Out of the ordinary
Video art and metal sculpture intersect in subSensory
A masterwork for collaborating artists Dan Walsh and Scott Silvey, subSensory at City Gallery @ Chastain is a delightful full-body experience. Headed in an entirely different direction from other new media art in Atlanta, their exhibition combines sculptural and digital mediums in a truly innovative way.
The show, presented by the City of Atlanta Bureau of Cultural Affairs, features the outcome of the Bureau's first Emerging Artist Grant. Walsh received the $1,000 award last year and decided to share the funds with Silvey.

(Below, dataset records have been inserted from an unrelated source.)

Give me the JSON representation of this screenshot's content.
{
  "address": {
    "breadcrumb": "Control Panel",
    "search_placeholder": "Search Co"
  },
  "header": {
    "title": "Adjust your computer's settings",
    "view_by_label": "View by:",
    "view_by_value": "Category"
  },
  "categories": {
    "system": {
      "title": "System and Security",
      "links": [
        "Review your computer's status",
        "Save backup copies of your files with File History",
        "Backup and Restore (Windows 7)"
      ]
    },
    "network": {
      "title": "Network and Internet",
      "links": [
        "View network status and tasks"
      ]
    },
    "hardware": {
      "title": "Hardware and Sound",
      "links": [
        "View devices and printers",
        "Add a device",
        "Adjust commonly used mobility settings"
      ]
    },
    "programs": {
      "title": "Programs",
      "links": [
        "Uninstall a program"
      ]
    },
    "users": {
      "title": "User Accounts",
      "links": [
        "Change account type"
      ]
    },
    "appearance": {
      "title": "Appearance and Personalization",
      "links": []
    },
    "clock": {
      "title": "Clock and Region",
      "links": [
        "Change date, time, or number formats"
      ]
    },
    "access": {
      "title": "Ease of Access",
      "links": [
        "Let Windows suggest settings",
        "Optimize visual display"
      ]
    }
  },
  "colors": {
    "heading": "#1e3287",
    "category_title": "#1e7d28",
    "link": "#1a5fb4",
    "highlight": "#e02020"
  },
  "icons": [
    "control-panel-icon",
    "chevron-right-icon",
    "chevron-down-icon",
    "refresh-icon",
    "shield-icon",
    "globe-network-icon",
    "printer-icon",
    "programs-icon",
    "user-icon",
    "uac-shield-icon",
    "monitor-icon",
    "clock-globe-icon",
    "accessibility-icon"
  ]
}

Working together for the first time, Walsh and Silvey have intimately linked imagery to environment in a rigorous creative process. The two created a deceptively simple domestic environment inside the gallery. Their simulated home has no walls, though Silvey's sculptures describe a life-sized kitchen, bedroom and bath. In the kitchen, he's shaped steel into the outline of a counter, refrigerator and stove. Walsh's video enters the room through projected images of translucent people and objects in silhouette that actually seem to move through the space. In red, blue and orange, his characters pantomime domestic activities — carrying in bowls, placing food in the oven and dishes in the fridge, taking a shower, reading a book.
Lone figures interact with the space and disappear or walk out, just as they might in a real-life room. Similar encounters are repeated in all three of the settings, where spare sounds accompany the visuals — a metal pot scrapes the stovetop, a door opens and closes, footsteps cross the kitchen floor, water streams from the shower and musical tones accompany visual shifts in the bedside lamp.
The equipment for Walsh's projections is contained in three huge white rectangular boxes lying horizontal at the foot of each scene. Though bigger than freezers, they add to, rather than subtract from, the concept. The structures recall the aesthetic of minimalist sculptor Donald Judd and serve as ghostly reminders of how media looms at the edge of even the most private space.
A successful interactive element in the environment involves three tiny surveillance cameras. They simultaneously observe and project the image of viewers into Walsh's video, making them actors in the subSensory sitcom. Becoming part of the three-dimensional animation is both awkward and fascinating.
"This work is about how something ordinary can take on significant meaning," Walsh says. Without a doubt, the show points to the comic drama of the everyday. The viewer dropped into a house haunted by mundane rituals can't help but contemplate the history of human energy that's bound up in domestic objects. There's magic in the way that subSensory encourages us to reconsider the power in an empty chair and the importance of water waiting in the shower.
subSensory continues through April 28 at City Gallery @ Chastain, 135 W. Wieuca Road. Mon.-Sat. noon to 5 p.m. 404-257-1804.??